Siebzehn Mitgliedstaaten haben bislang nicht die vollständige Umsetzung der CSRD-Bestimmungen in ihre nationale Gesetzgebung gemeldet — Richtlinie (EU) 2022/2464. Dazu gehören Belgien, Deutschland, Griechenland, Spanien, Zypern, Lettland, Luxemburg, Malta, die Niederlande, Österreich, Polen, Portugal, Rumänien, Slowenien, Finnland, die Tschechische Republik und Estland. Diese Länder haben zwei Monate Zeit erhalten, um zu reagieren und den Prozess abzuschließen.

Die Kommission hat förmliche Mitteilungen an Mitgliedstaaten erlassen, die keine Informationen über die vollständige Umsetzung von fünf Richtlinien in Bereichen wie Justiz, Finanzstabilität, Energie und Umweltschutz bereitgestellt haben.

Besonderer Fokus auf CSRD

Die Kommission hat Verfahren gegen Länder eingeleitet, die ihrer Verpflichtung, CSRD und andere verwandte Richtlinien formell zu verabschieden, nicht nachgekommen sind:

Die CSRD legt neue Standards für große und börsennotierte Unternehmen (ausgenommen Mikrounternehmen) fest, um über ihre sozialen und ökologischen Risiken sowie Auswirkungen auf die Gesellschaft und die Natur zu berichten. Diese Standards, gültig ab dem 1. Januar 2024, sollen Investoren und Interessengruppen transparente Informationen zur Verfügung stellen, um die Nachhaltigkeitsleistung von Unternehmen bewerten zu können.

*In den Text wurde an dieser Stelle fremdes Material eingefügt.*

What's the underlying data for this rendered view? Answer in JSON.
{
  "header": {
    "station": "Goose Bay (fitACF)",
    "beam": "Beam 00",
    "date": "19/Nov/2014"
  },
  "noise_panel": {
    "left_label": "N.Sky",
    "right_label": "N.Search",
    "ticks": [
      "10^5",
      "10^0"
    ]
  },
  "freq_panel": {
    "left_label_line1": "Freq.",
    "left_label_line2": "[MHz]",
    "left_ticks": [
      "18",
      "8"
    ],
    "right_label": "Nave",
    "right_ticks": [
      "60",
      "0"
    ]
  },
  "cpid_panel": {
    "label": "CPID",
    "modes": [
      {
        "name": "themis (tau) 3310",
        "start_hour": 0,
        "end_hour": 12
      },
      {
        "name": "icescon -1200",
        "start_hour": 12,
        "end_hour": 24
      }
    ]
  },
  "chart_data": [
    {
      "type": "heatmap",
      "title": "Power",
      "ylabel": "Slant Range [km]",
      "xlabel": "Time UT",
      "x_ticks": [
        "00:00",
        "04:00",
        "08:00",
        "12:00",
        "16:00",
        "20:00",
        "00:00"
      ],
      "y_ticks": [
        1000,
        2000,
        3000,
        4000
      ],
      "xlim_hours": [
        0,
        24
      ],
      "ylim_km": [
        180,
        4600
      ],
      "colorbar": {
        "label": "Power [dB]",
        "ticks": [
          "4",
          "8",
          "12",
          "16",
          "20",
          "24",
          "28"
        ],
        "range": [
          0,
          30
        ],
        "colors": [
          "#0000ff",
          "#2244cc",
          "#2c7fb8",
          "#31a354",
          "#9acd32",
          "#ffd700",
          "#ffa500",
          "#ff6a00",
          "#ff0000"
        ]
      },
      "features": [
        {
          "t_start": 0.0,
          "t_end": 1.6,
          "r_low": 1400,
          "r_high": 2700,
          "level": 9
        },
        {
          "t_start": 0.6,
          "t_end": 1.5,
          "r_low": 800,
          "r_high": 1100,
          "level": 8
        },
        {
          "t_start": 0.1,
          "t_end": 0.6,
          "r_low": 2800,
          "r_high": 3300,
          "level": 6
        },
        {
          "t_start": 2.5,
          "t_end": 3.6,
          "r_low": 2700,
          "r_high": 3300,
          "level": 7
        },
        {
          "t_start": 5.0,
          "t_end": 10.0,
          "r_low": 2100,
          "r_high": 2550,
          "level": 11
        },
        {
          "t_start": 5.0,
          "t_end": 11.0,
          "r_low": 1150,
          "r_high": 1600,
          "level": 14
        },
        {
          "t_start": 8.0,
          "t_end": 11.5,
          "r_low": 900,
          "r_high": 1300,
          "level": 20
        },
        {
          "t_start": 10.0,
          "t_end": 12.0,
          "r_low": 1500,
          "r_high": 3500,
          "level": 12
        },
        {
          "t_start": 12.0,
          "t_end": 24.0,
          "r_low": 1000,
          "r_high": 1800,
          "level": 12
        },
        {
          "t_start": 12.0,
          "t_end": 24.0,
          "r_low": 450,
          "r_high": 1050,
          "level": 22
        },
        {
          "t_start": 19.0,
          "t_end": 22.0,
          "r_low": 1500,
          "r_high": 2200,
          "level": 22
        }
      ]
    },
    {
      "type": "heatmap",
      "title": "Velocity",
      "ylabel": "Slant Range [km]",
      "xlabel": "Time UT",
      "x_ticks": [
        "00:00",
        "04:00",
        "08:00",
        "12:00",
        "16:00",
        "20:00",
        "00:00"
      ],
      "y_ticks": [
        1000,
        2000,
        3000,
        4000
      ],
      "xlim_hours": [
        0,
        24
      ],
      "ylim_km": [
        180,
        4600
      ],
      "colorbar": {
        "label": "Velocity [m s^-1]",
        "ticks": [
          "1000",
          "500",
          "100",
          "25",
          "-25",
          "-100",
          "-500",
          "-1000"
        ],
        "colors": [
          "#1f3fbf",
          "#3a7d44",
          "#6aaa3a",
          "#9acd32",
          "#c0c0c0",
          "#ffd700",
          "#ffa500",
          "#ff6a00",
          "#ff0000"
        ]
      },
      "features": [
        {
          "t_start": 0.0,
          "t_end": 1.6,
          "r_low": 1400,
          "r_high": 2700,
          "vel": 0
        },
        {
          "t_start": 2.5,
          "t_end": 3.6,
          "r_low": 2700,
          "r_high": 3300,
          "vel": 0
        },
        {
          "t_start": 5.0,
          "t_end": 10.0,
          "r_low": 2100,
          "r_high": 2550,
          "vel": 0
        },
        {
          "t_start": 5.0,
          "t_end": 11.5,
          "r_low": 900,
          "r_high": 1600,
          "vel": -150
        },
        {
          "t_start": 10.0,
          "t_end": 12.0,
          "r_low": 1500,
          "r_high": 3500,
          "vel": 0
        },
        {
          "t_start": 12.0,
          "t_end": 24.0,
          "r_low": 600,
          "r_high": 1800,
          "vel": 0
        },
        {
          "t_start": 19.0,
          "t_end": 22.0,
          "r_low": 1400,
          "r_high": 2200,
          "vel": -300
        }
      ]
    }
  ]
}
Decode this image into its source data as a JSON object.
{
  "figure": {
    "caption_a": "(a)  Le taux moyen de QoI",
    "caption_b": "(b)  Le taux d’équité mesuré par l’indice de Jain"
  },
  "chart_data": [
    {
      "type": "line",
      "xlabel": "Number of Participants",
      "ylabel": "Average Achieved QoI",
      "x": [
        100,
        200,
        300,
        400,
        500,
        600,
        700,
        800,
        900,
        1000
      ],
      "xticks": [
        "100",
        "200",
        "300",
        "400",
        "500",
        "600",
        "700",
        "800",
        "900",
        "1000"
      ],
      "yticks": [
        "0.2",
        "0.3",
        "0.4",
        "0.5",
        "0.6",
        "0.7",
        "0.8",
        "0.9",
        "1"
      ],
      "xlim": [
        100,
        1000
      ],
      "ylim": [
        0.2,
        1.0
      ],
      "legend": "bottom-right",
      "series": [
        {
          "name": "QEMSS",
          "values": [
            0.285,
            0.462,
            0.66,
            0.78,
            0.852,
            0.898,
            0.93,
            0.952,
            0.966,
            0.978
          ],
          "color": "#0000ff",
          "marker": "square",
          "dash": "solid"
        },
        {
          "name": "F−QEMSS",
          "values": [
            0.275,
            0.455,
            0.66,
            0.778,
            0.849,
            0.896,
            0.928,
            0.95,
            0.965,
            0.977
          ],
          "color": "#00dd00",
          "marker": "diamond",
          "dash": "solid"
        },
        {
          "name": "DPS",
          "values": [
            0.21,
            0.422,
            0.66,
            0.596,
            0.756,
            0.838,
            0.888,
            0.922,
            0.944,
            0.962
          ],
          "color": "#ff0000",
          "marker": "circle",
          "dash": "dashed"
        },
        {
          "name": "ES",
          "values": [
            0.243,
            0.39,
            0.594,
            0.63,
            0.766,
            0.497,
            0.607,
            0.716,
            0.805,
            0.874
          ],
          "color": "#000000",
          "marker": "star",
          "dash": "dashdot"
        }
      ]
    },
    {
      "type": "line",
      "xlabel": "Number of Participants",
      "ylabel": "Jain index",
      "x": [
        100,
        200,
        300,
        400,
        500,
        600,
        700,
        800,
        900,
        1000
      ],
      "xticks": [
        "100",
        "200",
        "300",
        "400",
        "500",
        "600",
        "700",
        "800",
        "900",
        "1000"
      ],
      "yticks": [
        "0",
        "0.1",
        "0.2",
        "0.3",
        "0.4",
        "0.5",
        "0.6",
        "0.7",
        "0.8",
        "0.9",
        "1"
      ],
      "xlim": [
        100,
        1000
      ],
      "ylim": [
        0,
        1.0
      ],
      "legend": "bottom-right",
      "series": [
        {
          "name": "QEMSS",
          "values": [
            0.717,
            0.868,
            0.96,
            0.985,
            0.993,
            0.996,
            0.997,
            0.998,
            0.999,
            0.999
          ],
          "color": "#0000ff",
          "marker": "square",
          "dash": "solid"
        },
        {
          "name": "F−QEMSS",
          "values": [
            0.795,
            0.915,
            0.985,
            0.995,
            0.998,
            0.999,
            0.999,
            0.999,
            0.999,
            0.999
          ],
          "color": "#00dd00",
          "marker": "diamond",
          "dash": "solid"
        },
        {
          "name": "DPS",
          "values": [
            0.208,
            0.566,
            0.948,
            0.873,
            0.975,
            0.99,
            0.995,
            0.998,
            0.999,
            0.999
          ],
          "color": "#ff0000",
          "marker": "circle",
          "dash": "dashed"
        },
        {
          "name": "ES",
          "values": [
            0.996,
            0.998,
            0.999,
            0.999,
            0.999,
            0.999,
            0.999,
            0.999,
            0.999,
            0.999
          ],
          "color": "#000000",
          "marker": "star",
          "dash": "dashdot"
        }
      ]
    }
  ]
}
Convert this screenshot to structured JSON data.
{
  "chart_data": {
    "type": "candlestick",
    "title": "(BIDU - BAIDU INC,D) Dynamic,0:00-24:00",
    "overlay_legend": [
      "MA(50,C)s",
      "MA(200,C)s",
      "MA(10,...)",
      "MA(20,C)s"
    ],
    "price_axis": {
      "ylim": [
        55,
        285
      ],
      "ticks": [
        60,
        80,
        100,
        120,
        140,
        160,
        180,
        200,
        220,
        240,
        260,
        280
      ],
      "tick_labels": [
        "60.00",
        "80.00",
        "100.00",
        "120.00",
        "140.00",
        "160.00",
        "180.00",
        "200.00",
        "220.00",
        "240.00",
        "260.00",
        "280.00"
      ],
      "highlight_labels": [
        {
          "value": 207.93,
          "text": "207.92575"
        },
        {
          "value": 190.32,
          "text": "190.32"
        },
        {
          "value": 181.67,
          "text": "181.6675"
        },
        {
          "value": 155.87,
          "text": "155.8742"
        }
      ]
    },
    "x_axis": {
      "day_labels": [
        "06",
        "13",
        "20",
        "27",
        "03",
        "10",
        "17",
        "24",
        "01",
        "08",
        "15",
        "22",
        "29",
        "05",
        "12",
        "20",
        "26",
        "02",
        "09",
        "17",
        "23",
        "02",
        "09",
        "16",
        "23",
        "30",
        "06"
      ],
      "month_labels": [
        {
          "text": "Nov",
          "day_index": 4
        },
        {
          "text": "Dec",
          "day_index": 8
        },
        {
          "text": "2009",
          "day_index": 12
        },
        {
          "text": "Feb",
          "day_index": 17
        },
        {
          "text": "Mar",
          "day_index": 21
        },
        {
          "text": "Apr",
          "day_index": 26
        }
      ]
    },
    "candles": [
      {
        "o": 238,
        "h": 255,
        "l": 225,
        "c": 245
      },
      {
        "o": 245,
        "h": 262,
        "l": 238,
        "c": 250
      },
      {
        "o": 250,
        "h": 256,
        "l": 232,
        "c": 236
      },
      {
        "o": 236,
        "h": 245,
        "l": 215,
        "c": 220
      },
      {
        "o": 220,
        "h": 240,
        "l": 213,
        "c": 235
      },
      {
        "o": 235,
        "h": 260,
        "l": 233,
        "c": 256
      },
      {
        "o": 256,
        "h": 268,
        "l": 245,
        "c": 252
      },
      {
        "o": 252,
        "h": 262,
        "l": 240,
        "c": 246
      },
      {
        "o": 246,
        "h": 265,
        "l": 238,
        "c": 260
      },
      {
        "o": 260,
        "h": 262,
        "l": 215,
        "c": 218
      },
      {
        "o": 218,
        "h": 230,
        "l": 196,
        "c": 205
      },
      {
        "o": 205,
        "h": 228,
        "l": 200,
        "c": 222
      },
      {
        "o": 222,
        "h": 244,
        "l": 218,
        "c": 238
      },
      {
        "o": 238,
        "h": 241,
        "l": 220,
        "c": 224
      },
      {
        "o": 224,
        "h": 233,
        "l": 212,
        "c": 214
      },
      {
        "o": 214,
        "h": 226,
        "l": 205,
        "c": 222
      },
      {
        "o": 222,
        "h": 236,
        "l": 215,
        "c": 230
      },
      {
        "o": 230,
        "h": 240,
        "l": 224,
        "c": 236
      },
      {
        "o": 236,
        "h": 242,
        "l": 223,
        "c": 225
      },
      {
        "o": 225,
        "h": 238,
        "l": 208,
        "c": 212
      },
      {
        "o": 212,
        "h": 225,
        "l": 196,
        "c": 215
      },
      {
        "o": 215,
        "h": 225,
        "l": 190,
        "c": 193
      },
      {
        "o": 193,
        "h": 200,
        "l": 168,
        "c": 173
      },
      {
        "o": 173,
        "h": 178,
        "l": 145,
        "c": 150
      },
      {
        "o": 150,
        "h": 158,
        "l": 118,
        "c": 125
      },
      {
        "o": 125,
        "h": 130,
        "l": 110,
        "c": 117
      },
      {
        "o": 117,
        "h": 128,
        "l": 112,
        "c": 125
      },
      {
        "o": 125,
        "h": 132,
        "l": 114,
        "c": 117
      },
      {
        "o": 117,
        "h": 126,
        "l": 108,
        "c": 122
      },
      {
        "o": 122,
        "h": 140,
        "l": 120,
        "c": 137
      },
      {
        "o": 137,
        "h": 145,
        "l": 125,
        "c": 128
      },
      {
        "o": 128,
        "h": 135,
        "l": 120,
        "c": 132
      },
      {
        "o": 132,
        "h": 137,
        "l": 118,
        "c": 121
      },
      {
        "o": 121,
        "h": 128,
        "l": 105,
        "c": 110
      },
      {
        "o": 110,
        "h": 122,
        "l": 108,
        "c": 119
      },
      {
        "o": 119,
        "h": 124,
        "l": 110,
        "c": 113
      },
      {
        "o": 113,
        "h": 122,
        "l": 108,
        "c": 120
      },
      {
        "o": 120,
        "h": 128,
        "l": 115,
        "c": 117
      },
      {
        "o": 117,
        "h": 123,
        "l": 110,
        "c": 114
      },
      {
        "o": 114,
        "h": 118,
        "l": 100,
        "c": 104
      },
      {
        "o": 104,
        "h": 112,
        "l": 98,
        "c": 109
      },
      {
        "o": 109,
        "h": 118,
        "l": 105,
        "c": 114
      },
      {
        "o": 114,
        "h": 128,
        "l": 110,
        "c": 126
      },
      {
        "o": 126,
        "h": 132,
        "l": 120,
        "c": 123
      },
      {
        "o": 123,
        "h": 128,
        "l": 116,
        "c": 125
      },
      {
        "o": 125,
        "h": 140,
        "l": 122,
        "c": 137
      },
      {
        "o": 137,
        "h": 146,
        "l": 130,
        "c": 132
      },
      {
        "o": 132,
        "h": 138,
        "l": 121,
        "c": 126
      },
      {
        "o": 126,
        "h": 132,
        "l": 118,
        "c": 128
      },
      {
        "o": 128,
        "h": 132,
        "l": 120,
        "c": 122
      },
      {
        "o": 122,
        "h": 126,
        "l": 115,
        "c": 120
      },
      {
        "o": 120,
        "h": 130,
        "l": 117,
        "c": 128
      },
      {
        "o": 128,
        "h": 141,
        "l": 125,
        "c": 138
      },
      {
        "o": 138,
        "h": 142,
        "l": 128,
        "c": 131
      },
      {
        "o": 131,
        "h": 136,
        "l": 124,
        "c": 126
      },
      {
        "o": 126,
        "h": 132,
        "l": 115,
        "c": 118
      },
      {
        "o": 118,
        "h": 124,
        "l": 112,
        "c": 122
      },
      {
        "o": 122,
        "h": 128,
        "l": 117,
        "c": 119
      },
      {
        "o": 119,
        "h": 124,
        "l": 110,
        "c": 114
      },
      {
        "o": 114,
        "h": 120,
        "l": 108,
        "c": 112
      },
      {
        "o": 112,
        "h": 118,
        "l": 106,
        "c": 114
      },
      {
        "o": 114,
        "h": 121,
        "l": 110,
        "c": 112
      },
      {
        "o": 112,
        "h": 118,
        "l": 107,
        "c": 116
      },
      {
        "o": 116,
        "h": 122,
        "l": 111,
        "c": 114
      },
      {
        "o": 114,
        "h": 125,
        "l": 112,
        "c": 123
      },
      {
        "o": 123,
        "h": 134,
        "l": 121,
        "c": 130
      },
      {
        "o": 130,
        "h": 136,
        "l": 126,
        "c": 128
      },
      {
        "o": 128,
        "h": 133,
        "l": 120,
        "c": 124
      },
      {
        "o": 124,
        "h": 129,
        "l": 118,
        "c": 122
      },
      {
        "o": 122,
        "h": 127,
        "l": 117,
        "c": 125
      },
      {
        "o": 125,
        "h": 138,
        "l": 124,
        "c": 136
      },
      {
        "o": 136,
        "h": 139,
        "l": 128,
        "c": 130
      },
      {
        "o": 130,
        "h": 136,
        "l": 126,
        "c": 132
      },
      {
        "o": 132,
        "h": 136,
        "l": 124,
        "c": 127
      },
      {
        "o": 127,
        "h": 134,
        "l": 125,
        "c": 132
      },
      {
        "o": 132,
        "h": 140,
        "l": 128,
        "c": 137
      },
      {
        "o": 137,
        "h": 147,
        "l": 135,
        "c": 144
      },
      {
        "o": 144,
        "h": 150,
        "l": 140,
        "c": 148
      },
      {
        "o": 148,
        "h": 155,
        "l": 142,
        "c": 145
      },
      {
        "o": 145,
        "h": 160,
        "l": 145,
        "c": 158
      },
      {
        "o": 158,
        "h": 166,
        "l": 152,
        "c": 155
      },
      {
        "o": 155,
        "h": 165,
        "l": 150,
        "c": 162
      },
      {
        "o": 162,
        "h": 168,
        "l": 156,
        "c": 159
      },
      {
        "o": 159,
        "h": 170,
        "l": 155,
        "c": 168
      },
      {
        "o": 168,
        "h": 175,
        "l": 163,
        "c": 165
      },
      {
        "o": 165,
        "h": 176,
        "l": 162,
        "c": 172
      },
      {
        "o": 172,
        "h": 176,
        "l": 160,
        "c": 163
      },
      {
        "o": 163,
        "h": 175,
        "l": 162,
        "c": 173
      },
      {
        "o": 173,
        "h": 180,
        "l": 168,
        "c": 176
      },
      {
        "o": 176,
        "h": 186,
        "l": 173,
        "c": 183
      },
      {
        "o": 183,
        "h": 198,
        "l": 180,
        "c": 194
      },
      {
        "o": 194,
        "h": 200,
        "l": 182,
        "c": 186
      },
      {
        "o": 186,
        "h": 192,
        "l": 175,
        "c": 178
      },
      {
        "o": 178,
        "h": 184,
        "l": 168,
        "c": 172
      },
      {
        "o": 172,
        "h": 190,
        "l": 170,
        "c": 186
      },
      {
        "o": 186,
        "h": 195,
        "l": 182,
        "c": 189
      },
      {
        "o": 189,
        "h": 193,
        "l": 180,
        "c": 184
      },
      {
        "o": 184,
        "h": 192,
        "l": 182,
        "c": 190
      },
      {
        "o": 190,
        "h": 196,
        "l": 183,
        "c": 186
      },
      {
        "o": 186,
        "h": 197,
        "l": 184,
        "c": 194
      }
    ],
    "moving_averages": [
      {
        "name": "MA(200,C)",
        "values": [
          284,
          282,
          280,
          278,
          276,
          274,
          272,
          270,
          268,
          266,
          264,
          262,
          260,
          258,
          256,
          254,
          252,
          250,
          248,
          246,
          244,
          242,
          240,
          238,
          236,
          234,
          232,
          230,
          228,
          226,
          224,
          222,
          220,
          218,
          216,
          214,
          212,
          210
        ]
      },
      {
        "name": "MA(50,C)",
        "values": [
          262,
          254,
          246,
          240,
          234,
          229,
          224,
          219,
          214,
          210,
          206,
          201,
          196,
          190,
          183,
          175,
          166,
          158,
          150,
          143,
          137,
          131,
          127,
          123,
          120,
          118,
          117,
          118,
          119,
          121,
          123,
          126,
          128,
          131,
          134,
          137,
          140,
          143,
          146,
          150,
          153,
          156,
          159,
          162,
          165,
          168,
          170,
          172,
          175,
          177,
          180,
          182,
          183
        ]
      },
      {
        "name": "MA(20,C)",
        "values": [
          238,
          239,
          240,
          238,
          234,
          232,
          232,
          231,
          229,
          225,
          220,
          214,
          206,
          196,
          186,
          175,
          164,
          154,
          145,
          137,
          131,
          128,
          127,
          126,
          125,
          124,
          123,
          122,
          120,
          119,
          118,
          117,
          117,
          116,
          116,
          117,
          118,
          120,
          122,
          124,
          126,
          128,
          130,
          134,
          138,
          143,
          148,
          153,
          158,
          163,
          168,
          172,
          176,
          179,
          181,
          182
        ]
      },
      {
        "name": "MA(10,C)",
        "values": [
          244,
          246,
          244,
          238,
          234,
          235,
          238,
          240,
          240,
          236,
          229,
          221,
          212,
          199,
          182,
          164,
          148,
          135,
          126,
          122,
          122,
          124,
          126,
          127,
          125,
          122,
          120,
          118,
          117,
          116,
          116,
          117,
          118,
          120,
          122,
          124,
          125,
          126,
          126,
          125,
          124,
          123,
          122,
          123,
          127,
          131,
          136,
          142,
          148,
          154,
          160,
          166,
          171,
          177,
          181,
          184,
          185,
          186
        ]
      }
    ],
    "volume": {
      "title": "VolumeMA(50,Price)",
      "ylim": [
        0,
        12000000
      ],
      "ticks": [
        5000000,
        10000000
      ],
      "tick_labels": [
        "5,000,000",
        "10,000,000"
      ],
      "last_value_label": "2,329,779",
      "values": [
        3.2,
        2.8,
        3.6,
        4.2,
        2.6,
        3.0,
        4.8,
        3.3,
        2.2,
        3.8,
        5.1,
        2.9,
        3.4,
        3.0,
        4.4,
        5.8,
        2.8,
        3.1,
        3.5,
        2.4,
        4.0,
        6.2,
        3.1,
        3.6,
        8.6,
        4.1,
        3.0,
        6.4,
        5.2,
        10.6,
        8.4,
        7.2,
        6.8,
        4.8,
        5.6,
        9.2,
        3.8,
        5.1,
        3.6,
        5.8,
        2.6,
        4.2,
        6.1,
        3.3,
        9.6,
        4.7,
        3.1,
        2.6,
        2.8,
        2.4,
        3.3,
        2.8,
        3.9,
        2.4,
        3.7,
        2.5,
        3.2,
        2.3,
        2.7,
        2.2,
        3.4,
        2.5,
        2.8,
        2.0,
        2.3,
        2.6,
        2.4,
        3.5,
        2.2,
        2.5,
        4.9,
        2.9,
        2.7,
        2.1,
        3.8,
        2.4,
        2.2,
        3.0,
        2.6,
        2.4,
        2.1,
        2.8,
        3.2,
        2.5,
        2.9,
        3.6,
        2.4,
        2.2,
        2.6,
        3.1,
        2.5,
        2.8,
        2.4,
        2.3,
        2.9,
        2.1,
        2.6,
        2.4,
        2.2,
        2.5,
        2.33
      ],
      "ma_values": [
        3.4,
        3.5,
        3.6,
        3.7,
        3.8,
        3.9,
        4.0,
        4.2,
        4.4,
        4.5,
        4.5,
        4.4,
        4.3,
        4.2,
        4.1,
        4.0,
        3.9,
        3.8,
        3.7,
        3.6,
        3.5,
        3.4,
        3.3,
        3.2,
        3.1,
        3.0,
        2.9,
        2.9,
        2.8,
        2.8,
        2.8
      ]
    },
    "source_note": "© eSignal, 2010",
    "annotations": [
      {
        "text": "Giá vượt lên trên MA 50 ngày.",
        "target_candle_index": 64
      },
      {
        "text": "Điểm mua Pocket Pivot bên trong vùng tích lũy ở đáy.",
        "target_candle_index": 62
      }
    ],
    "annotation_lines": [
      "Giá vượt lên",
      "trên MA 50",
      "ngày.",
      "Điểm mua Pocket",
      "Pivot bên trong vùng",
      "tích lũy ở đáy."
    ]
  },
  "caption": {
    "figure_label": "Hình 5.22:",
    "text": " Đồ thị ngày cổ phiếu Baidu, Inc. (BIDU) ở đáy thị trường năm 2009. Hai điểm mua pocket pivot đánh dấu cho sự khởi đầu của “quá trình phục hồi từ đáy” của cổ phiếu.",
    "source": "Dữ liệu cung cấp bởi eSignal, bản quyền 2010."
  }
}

Die Frist für die Umsetzung der CSRD endete am 6. Juli 2024. Bei ausbleibender Umsetzung besteht das Risiko, dass die Harmonisierung der Nachhaltigkeitsberichterstattung in der EU unzureichend ist, was die Möglichkeit der Investoren einschränken könnte, die Nachhaltigkeitsleistung bei ihren Entscheidungen zu berücksichtigen.

Schlussfolgerungen und nächste Schritte

Den betroffenen Mitgliedstaaten wurde eine Frist von zwei Monaten eingeräumt, um auf die Mitteilungen zu reagieren und den CSRD-Umsetzungsprozess abzuschließen. Wenn sie nicht handeln, kann die Kommission eine begründete Stellungnahme abgeben, die die nächste Phase des Vertragsverletzungsverfahrens einleitet.